A: Puns are generally considered subversive oddities that work against the sense−making function of language… . —The word is generally considered the linguistic norm from which the rest of language generates … [143; italics the reader's].

R: I have my difficulties with this kind of apodictic statement about opinions said to be held by a majority ("X is generally considered to be Y"). Some would subscribe to your first statement and, perhaps, many would agree with the second but then there is the level of morphology, which involves units of meaning below the level of words.

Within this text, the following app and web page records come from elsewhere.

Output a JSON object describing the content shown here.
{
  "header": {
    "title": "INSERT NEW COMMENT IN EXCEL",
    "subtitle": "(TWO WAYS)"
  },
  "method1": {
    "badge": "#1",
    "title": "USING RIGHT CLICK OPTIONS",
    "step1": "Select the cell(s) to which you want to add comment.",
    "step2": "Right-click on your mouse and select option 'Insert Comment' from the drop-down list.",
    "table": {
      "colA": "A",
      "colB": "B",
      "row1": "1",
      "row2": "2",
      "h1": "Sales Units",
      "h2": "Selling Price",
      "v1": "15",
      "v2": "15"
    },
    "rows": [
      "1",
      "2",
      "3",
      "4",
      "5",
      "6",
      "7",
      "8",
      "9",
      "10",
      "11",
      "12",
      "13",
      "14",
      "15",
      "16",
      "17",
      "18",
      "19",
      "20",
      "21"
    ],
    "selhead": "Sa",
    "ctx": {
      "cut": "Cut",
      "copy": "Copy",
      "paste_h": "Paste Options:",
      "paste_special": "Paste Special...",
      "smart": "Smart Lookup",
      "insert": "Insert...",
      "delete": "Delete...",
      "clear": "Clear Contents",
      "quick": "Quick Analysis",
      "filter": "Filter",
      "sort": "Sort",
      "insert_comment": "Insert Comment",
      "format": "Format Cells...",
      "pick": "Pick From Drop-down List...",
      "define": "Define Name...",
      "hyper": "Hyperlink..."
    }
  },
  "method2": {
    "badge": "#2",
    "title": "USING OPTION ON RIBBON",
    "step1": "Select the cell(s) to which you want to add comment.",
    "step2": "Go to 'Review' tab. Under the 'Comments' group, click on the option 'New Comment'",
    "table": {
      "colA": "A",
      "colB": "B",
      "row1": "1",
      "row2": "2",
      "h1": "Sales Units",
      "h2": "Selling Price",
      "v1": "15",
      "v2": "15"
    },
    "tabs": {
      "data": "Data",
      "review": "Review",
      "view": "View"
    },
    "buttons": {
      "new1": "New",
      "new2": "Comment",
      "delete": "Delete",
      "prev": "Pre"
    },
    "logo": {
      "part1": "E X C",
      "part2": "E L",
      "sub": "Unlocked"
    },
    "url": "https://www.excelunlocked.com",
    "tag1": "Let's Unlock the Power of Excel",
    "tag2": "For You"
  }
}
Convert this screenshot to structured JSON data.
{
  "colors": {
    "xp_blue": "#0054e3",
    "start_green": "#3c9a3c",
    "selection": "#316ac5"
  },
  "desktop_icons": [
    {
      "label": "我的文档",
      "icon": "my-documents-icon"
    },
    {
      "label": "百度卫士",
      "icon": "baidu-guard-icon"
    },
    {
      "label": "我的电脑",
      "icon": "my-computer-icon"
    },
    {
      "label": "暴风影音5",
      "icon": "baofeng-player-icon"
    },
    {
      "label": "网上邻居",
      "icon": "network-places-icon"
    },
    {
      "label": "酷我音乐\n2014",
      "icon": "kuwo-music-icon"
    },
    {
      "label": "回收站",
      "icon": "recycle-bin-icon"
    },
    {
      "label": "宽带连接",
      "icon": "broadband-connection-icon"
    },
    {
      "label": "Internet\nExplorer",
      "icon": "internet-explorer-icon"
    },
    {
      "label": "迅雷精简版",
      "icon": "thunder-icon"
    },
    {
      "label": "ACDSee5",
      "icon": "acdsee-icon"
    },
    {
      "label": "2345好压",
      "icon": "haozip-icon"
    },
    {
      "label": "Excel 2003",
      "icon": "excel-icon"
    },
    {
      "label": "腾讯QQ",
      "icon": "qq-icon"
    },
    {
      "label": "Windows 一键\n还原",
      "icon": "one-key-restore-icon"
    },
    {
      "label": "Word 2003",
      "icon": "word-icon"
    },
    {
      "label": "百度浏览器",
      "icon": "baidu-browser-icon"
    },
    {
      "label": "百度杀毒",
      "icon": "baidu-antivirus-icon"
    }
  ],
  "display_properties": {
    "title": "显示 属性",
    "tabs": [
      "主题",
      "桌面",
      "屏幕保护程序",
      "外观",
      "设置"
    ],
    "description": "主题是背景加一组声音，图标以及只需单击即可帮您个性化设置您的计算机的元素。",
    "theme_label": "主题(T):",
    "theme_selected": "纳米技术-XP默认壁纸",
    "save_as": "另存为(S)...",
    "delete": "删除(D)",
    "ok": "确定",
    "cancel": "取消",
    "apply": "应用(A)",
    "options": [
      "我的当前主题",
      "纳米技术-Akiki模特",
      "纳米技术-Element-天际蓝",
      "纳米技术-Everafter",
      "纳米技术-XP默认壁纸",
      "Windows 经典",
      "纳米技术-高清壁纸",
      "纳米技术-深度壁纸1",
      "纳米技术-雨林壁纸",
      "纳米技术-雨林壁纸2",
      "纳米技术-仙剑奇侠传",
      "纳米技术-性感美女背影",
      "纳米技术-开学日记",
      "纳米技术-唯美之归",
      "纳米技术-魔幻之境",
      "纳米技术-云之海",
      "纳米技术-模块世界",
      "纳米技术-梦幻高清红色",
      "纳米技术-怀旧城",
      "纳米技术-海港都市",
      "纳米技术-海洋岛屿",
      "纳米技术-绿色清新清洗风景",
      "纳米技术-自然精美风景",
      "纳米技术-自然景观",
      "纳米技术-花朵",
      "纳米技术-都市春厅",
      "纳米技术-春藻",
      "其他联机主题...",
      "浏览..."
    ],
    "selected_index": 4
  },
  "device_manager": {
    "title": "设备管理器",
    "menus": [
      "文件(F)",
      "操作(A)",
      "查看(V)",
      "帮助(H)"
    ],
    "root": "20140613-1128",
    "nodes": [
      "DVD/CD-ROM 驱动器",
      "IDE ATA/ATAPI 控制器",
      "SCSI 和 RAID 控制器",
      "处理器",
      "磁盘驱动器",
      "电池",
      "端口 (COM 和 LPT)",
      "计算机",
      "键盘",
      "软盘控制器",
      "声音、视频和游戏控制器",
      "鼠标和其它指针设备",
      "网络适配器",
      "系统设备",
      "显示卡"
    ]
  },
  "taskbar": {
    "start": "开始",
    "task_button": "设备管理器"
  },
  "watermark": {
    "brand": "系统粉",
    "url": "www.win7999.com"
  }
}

[→page 297] A: That no exact rhetorical equivalent can be found for the pun is not surprising, for a single word cannot constitute a trope, figure, or scheme [154].

R: I regret to say that your statement according to which "a single word cannot constitute a trope, figure, or scheme" is, as far as the trope is concerned, not supported by the classical authorities on rhetoric. Quintilian says in the Institutio Oratoria: "Let us begin, then, with the commonest and by far the most beautiful of tropes, namely, metaphor, the Greek term for our translatio… . if it be correctly and appropriately applied, it is quite impossible for its effect to be commonplace, mean or unpleasing. It adds to the copiousness of language by the interchange of words and by borrowing, and finally succeeds in accomplishing the supremely difficult task of providing a name for everything. A noun or a verb is transferred from the place to which it properly belongs to another where there is either no literal term or the transferred is better than the literal" (Loeb ed., VIII, vi, 4−5; italics original, underscores mine). Cicero defines the trope as a verbum translatum (De Oratore III, 152) and in connection with the use of tropes explicitly mentions verbum simplex (Orator, 80).

The figure (Greek schema, Latin figura) is an entirely different thing: it is indeed a stylistic device that uses groups of words (verba collocata; Cicero, Orator 80) instead of individual words. There are schemata lexeos (figurae verborum) and schemata dianoias (figurae sententiae); the former include, among other things, the polysyndeton, and the latter are represented by, for example, anthitheses and rhetorical questions.

A: It is the logic manuals that discuss the polysemous single sounds we call puns, referring to them as homonyms, ambiguous words, or equivocals [154].

R: This passage, I am sorry to say, contains quite an number of terminological problems. The most obvious being that single sounds are regarded as "polysemous." Would it not be terminologically helpful to differentiate between homonymous and polysemous?

[→page 298] A: If the exclusion of puns from ordinary language can be assigned to any single authority, it would have to be the critic and lexicographer Samuel Johnson [149].

R: Dr. Johnson's literary criticism bears witness to classicist aesthetics. Ingenious, homonymic wordplay did not go out with Shakespeare but it did go, indeed, against the grain of classicist critics of all ages as did the dark metaphor or catachresis, with which paronomasia (if worth the name and not a mere jingle) has much in common. So, as there is a clear line of demarcation dividing trivial from meaningful paronomasia, there is a similar one dividing "mannerist" from "classicist" taste. This comes to the fore most clearly in the Augustan age, but it is not at all restricted to this or any other period. Besides, the rejection of puns and their "exclusion … from ordinary language" would seem to be something that should be discussed against the background of the history of human thought and the use of language rather than within the framework of lexicography (regardless of whether its approach is prescriptive or descriptive). Representatives of classicist periods, who emphasize the priority of "rules," always tend to see any display of spontaneity from their own point of view. For example, Gottsched made every effort to banish the harlequin from the stage—but return he did.